A Levels in Religious Studies

On 19 August the Joint Council for Qualifications (an umbrella body for the seven largest providers of qualifications in the UK) released the summer 2010 results for A Levels and seven other advanced qualifications. They will be found at:


The statistics cover all UK candidates, but are predominantly for England, Wales and Northern Ireland (there is a separate Scottish Qualifications Authority). In addition to the UK tables, there are disaggregations for each of these three home nations.

The media debate on the figures has revolved around further evidence of ‘grade inflation’ (reflected in yet another increase in the pass rate and the introduction of the new A* grade) and the excess of demand from successful candidates over the supply of university places.
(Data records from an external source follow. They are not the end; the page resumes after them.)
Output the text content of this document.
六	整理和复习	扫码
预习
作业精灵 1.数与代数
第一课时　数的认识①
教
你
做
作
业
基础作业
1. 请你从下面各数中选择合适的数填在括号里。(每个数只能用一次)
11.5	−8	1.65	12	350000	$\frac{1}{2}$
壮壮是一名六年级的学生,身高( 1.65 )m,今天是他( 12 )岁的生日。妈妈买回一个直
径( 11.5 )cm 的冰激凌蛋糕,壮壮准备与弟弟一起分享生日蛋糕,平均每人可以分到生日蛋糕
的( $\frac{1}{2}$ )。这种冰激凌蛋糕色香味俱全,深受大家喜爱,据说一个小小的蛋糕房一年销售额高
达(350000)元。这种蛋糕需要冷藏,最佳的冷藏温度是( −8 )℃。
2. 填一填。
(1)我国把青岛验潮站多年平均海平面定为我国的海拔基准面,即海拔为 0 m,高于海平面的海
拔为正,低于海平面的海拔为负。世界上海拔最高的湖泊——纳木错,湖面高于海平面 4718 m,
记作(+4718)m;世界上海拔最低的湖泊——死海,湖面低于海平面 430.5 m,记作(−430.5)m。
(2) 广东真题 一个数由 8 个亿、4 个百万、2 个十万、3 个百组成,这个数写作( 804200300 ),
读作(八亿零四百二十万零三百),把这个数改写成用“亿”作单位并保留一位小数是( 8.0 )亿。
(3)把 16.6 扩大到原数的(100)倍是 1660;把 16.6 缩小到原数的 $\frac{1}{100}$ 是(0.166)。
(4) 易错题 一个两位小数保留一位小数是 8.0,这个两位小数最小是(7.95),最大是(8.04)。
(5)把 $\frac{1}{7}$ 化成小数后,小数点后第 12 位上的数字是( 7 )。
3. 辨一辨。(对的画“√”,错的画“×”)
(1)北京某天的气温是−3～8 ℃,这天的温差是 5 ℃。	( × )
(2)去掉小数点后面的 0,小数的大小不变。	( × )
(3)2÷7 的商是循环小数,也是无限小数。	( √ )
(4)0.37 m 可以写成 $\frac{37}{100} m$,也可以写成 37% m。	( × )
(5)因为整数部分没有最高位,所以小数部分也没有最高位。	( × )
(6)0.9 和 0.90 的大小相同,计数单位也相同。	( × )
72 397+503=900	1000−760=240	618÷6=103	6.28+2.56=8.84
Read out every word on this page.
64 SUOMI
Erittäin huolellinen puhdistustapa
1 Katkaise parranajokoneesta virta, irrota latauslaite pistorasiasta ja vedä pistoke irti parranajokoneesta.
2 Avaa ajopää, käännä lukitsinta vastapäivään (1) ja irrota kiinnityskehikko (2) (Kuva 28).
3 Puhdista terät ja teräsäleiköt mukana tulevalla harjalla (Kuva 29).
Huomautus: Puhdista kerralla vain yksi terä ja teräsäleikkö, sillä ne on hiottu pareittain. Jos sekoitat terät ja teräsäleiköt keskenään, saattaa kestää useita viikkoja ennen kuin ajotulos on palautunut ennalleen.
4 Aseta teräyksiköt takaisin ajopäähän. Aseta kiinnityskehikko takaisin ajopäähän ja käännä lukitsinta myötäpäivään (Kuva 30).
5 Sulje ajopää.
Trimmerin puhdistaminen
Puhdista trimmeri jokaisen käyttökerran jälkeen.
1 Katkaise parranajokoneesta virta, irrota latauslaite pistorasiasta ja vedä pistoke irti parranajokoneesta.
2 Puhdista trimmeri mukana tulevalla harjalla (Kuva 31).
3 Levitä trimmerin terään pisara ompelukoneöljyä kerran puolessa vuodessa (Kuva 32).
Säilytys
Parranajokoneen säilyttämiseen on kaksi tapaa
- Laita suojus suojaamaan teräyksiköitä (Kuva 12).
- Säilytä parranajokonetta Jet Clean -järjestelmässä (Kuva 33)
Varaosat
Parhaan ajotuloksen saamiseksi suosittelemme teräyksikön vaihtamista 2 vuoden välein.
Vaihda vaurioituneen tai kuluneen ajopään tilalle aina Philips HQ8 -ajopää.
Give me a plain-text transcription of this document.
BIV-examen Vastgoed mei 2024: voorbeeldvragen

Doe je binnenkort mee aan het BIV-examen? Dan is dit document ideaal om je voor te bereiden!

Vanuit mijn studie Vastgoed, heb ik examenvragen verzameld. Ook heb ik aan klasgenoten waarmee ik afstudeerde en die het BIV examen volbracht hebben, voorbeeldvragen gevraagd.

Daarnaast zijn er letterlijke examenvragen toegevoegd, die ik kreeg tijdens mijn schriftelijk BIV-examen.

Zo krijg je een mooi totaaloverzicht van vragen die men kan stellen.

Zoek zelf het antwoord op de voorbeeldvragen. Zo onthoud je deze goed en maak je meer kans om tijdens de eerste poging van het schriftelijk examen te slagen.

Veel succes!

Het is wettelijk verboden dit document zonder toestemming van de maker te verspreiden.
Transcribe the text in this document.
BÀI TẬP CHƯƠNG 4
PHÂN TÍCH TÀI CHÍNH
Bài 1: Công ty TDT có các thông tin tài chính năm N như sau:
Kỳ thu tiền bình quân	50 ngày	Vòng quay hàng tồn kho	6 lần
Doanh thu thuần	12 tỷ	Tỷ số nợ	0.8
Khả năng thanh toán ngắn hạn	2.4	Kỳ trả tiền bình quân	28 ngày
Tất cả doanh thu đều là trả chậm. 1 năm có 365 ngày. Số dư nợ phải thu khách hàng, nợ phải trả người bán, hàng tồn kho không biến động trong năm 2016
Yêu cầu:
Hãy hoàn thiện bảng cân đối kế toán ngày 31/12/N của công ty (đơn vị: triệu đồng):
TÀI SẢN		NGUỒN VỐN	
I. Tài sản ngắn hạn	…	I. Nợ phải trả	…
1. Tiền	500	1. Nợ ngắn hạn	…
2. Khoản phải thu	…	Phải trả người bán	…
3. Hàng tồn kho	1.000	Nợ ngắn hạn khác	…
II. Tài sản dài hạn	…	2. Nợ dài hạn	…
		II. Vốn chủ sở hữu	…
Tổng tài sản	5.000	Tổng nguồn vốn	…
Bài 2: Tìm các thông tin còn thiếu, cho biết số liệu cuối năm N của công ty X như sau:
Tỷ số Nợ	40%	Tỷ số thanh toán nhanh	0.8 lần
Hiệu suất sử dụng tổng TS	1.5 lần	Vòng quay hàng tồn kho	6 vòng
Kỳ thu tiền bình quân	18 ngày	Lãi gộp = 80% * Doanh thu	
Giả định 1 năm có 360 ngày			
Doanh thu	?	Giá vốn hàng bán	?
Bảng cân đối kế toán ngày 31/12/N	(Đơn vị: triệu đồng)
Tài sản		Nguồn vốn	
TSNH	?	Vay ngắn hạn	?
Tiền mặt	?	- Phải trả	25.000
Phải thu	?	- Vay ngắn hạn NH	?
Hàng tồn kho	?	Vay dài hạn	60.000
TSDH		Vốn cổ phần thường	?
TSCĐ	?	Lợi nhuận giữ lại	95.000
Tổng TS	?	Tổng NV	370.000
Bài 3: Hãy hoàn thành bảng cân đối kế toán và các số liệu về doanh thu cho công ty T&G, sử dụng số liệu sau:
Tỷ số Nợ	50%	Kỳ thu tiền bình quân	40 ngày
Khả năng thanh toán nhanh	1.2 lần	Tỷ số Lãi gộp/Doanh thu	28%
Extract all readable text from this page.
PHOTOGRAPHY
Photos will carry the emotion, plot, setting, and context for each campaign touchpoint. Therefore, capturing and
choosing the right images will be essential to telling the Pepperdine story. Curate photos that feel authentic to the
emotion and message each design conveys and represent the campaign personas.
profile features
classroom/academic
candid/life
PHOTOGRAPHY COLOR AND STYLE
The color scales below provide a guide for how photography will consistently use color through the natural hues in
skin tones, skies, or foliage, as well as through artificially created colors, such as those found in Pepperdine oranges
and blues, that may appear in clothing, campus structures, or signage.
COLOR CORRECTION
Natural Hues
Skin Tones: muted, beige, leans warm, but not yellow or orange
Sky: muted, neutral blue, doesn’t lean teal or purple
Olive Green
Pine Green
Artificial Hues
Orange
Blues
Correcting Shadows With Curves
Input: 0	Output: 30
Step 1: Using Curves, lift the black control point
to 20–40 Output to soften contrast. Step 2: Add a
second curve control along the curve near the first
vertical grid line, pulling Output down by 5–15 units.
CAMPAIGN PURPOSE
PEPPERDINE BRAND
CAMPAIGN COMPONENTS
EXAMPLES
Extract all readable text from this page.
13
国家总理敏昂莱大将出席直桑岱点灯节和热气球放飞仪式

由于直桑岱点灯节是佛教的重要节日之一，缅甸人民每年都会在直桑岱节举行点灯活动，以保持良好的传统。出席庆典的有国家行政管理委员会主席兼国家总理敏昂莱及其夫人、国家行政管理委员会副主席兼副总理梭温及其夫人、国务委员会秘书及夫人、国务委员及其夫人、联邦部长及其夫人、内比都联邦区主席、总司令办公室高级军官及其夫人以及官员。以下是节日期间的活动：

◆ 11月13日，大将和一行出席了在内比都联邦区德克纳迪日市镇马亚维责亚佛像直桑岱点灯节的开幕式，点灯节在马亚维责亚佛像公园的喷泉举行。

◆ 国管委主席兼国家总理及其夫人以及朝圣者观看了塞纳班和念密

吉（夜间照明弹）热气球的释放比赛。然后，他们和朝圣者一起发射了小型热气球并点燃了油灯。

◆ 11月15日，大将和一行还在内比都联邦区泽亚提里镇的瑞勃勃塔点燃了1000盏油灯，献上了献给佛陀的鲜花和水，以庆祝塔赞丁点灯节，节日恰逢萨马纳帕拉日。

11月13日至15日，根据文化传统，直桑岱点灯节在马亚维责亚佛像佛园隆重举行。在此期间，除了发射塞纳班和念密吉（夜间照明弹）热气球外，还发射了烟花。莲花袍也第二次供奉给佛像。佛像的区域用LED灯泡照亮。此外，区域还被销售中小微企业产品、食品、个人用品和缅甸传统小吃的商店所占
Our principal interest in the A Level results is naturally in those for Religious Studies (RS). Here are some of the headlines for 2010:

  • There were 21,233 candidates in RS, equivalent to 2.5% of all candidates, a proportion exceeded by 14 subjects (English being the highest, 10.5%) but larger than for 21 others
  • 32.0% of RS candidates were males and 68.0% females, compared with a 46.1/53.9 gender split for all subjects, although RS was less ‘feminized’ than Art and Design (72.8%), Psychology (73.1%) and Sociology (75.3%)
  • The number of RS candidates was just 154 (or 0.7%) more than in 2009, in line with the modest 0.8% rise for all subjects
  • 98.3% of RS candidates gained A*-E passes, 97.6% of males and 98.6% of females, whereas the average pass rate for all subjects was 97.6%
  • The pass rate for RS was slightly lower than for most other Arts subjects, the highest being Communication Studies (99.3%), but generally better than for non-Arts subjects
  • 27.5% of RS candidates obtained A* or A grades, slightly above the average for all subjects (27.0%), albeit only half the number in Further Mathematics and some foreign languages
  • 0.8% more RS candidates obtained the top grade in 2010 than in 2009, greater than the 0.3% improvement across all subjects

Of the non-A Level qualifications reported, numerically the most important are AS Levels. There were 27,742 candidates in RS this summer, representing 2.3% of all candidates. Of these, 92.5% obtained A-E grades, better than the pass rate for all subjects of 88.2%, the figures for RS being 90.7% for males and 93.4% for females.

RS A level results for 1993-2009 are available on the BRIN website at:


The chart there shows that the number of RS candidates has more than doubled since the early 1990s, especially among females. It is likely that this trend owes much to the growth of non-Christian faiths in Britain during these years, particularly Islam (whose adherents are so preponderantly youthful).